The appointment of Claudio Ranieri in the summer gained mixed reactions, but the experienced Italian has been nothing short of miraculous in his return to English football.
The 64-year-old clearly deserves massive credit for his influence in Leicester’s dramatic campaign to date and has gone some way to restoring his reputation after a recent disastrous spell with the Greek national side.
However, coming up against his former employers tonight and looking to exact more misery on a team that are currently 17 points below them and just one point above the relegation zone, Ranieri’s role in making the Blues one of English football’s top teams is worth revisiting.
The former Valencia trainer spent four years at the Stamford Bridge helm and was the man in charge of the team when Roman Abramovich shelled out a cool £140 million to buy Chelsea in July 2003.
With the Russian billionaire reportedly tossing up between the Blues and London rivals Tottenham in regards to which club to purchase, the fact that Ranieri had led Chelsea to fourth place and secured Champions League football in 2002-03 was surely a substantial factor in his decision.

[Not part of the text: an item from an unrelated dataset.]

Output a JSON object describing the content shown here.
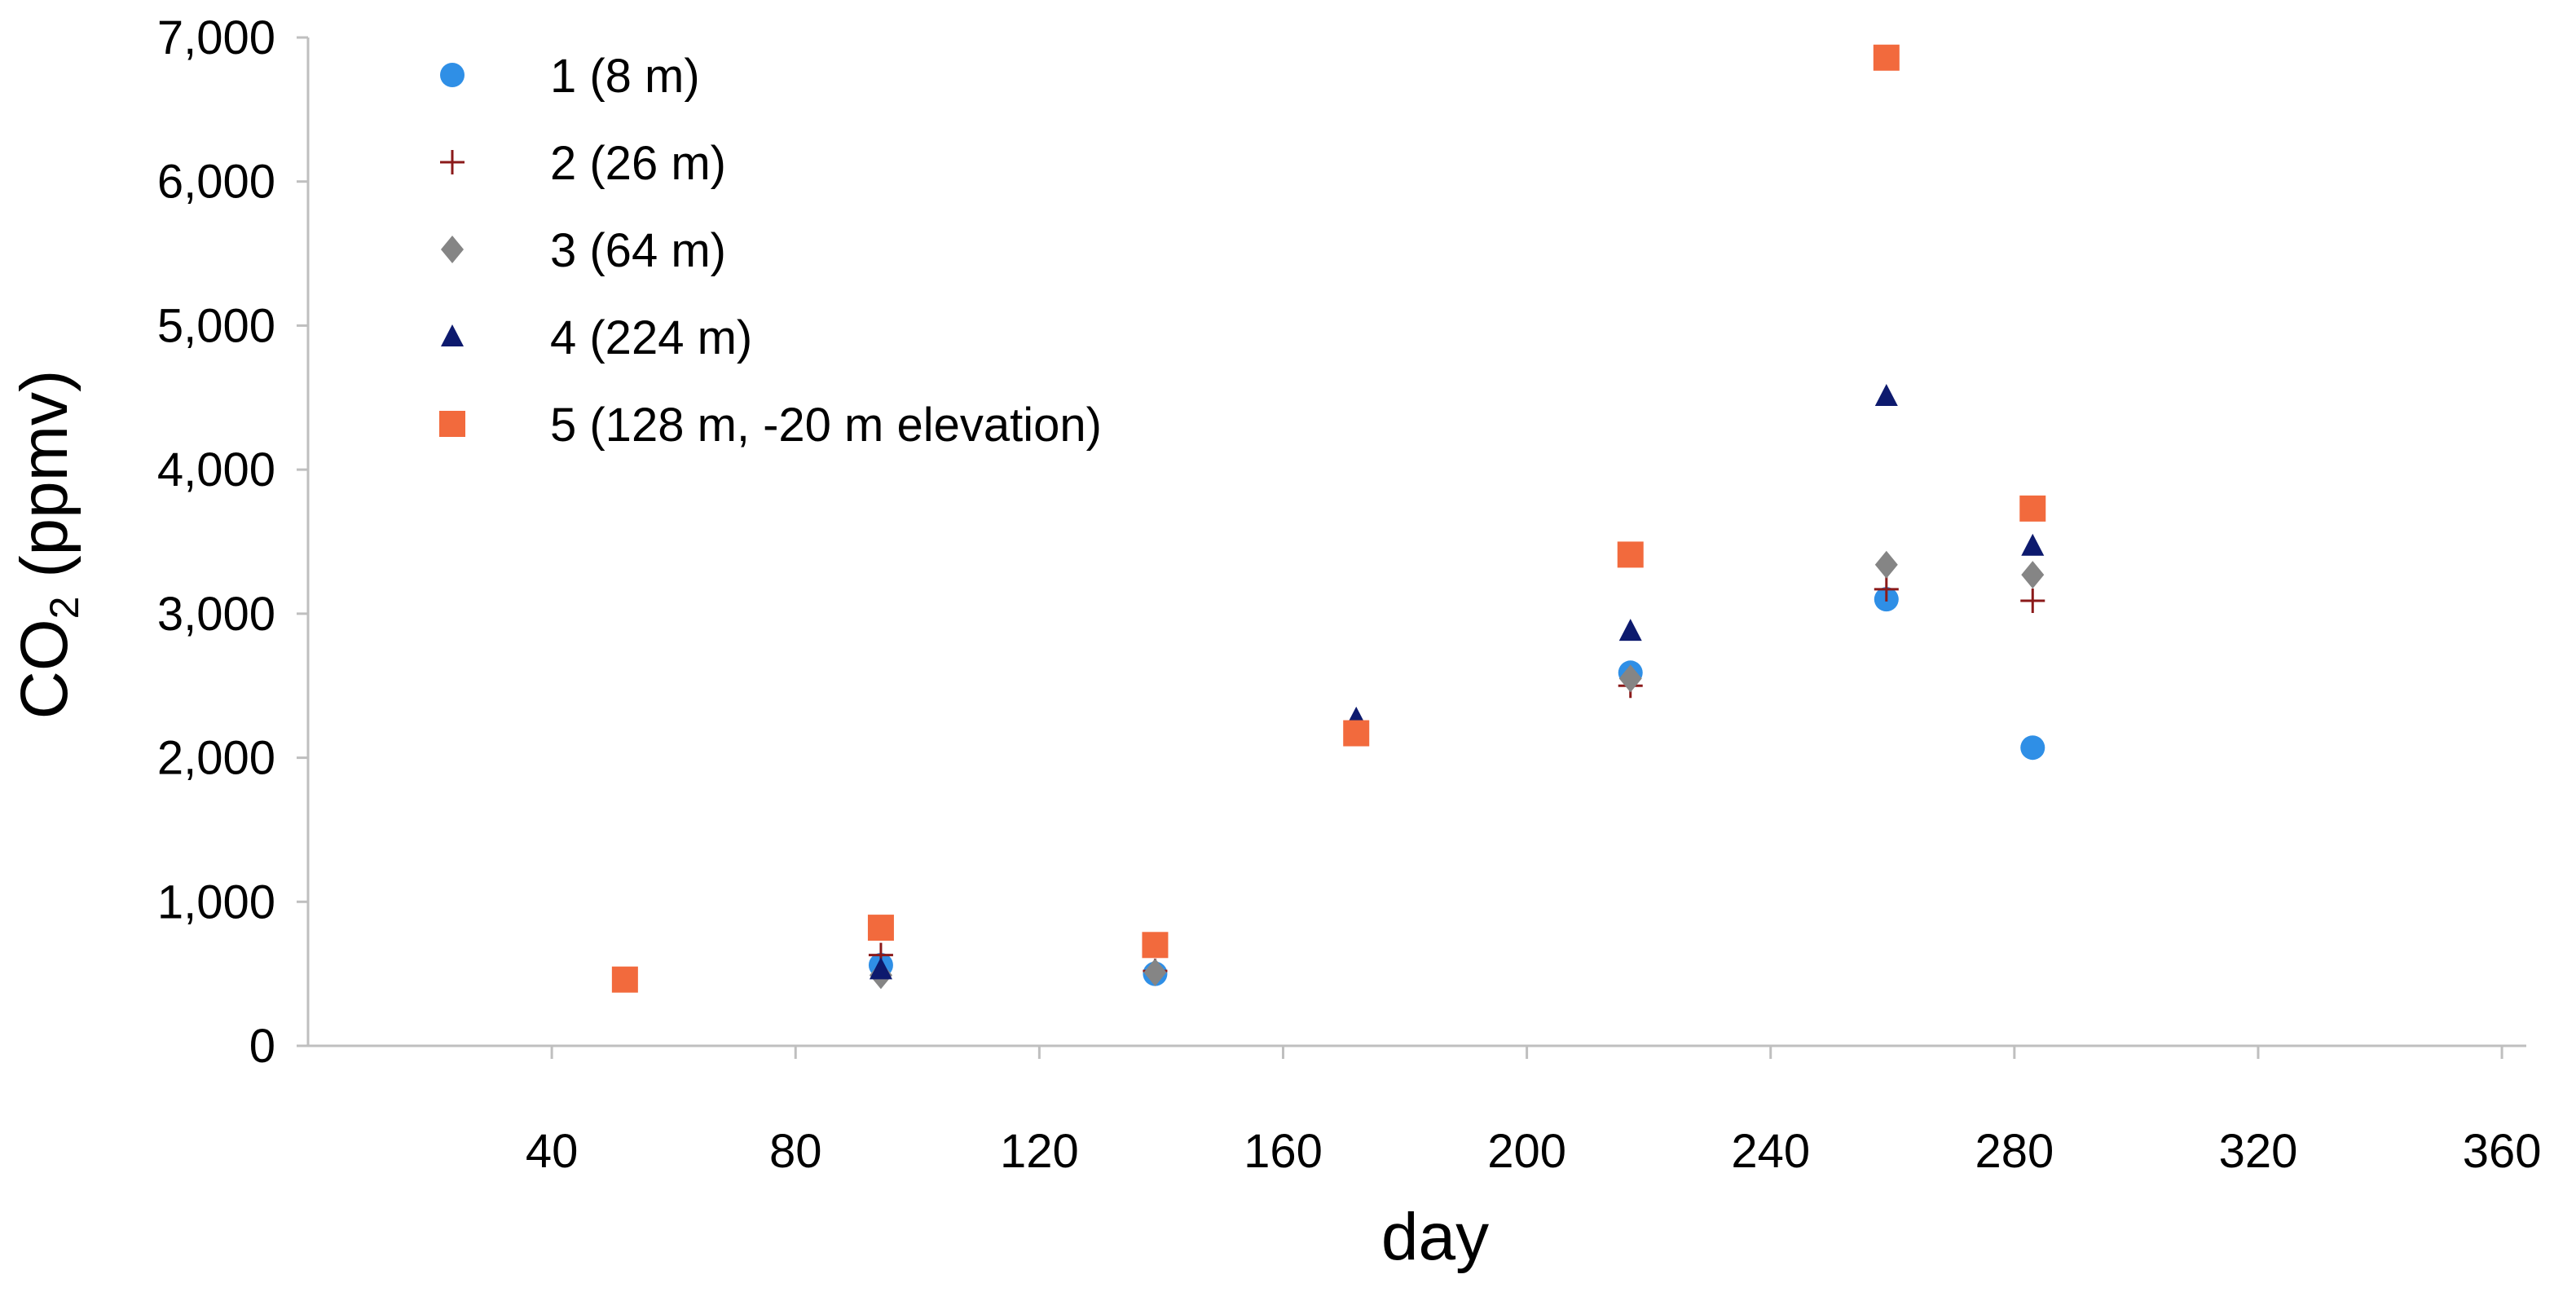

In his four years as the West London club’s manager from 2000 to 2004, the quirky Italian consistently improved the team’s points total season-on-season, while he can is accountable for the development of some legendary players.
For the ill-advised or those short of memory, José Mourinho will get credit for developing a Chelsea powerhouse that swept aside everything in front of it for a prolonged period upon his appointment at Stamford Bridge.
However it was Ranieri that brought John Terry from the club’s youth ranks into the senior side, that signed Frank Lampard and recommended the acquisitions of Arjen Robben, Didier Drogba and Petr Čech – before he was shown the door.
Following Abramovich’s arrival, the Italian was given a solitary extra season as the Blues manager, most probably because a desirable alternative such as then-England manager Sven-Göran Eriksson could not be tempted to join.
Although the Russian sanctioned extreme expenditure, Ranieri must be given credit for leading the West London side to second place in 2003-04, behind only Arsenal’s Invincibles side, and progression to the Champions League semi-finals.
Not winning a major piece of silverware at the first opportunity was deemed a failure, with Mourinho taking his place following scooping Europe’s top prize with Porto.
Although the self-proclaimed Special One may well have led the Blues to the Premier League title in his debut campaign in English football, it was using the crux of a team that Ranieri had honed.
There is no doubting Mourinho’s track record and he will go down as one of the best managers to monitor Chelsea from the touchlines, but the groundwork for his success was laid by the crafty Italian.
It seems almost fitting that Ranieri can tonight land a hammer blow on his former club and his managerial successor by leading Leicester to a famous victory.
Regardless of the score, he deserves real respect from Mourinho, Abramovich and the Chelsea fans for his role in helping to propel the club into its current status.